Имам Шамиль (Ибрагимова) - страница 431

— Пойдем помолимся, в молитве — утешение, — сказал он Али-Кадию.

Поздно ночью вернулся имам домой. Гази-Магомед ждал его. Шамиль подошел, сел рядом.

— Отец, что будем делать? — спросил сын.

— Биться до конца, — ответил имам.

— А если, не дай аллах, мы не устоим, что станет с женами, детьми? — дрогнувшим голосом спросил Гази-Магомед.

— Я сам думал об этом и решил…

— Что ты решил, папа?

— Умертвить всех.

Гази-Магомед, вздрогнув, побледнел, но тьма скрыла растерянность и бледность бывшего наиба Караты.

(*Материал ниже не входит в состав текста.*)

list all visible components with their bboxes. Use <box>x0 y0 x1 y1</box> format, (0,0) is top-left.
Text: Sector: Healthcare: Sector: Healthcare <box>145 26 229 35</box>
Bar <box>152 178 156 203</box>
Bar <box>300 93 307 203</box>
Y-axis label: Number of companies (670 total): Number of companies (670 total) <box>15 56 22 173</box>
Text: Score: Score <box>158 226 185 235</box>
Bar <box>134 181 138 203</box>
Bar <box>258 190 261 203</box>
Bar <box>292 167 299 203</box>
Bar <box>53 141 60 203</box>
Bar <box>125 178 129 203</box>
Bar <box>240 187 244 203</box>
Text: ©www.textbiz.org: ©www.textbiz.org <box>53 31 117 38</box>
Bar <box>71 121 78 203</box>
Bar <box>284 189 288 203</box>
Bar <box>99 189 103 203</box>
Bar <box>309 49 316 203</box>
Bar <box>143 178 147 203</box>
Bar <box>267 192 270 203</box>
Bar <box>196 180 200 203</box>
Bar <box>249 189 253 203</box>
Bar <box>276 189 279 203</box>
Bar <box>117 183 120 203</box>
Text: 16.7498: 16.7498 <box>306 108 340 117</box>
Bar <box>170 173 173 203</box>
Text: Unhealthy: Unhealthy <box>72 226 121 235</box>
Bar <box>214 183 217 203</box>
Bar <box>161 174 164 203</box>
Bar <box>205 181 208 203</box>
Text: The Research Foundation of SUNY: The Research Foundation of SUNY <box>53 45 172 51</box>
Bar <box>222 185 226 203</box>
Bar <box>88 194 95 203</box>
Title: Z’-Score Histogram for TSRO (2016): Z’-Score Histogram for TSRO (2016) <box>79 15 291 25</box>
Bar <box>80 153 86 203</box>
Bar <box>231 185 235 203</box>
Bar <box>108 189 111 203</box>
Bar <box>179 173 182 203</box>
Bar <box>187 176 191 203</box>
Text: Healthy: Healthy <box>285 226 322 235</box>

— Это надо сделать, — сказал Шамиль.

— Кто может на это пойти?

— Ты! Магомед-Шафи слишком юн и слаб душой. Не волнуйся, тебе не придется вонзать в каждую грудь кинжал. Под стены дома подложишь порох. Женам и детям прикажешь войти, укрыться в доме и не выходить без позволения, затем сделаешь то, что надо сделать. И я с вами, двумя сыновьями, в руки им не дамся, не позволю надругаться над трупами нашими. В самую критическую минуту вы будете держаться рядом. Мы выйдем через подземный ход к обрыву над рекой. Младшего ты схватишь за одну руку, я — за другую. После того как подам знак — бросимся. Души покинут тела, река захоронит останки.

Шамиль говорил низким грудным голосом, тихо, спокойно, как будто читал предсмертную молитву. Сердце Гази-Магомеда сжалось, по телу поползли холодные мурашки. Смерть не пугала его, пугала разлука с любимой молодой женой Каримат. Будут ли они на этом свете еще вместе? Но он тут же отогнал расслабляющие мысли и ответил отцу:

— Я сделаю все, что ты велишь, и так, как ты прикажешь!

Имам верил Гази-Магомеду как самому себе. Больше того, сын иногда казался отцу жестче и тверже. Это оттого, говорил Шамиль сам себе, что Гази-Магомед недоучен, не умудрен знаниями.

— Сделать подкопы под стены дома и заложить порох нужно заранее, — сказал Гази-Магомед.

— Не спеши, это можно сделать и завтра. Решение мое еще не окончательное… Может быть, мне придется умереть одному. Ответственен за все один я перед богом и людьми. — Шамиль заговорил быстро. Он был не в силах скрыть внутреннее волнение при мысли о гибели всех родных и близких. — А может, тебе и Магомеду-Шафи лучше остаться с ними. Отрезок своего пути я прошел. То, что делал, делал по совести, для родины и народа. Душа моя не содрогнется на том свете, подходя к мосту Сират — тонкому, как волос, острому, как бритва, который переброшен через ад. Сам пророк мне протянет руку и не даст остановить Ризвану[63]. Пусть осмелятся так же пройти изменники, чья совесть черна, как погасшие угли. Путь им укажет Малик[64].

— Отец, раз в жизни позволь мне ослушаться. Если ты пожелаешь оставить меня с семьями, я откажусь, хочу принять смерть рядом с тобой.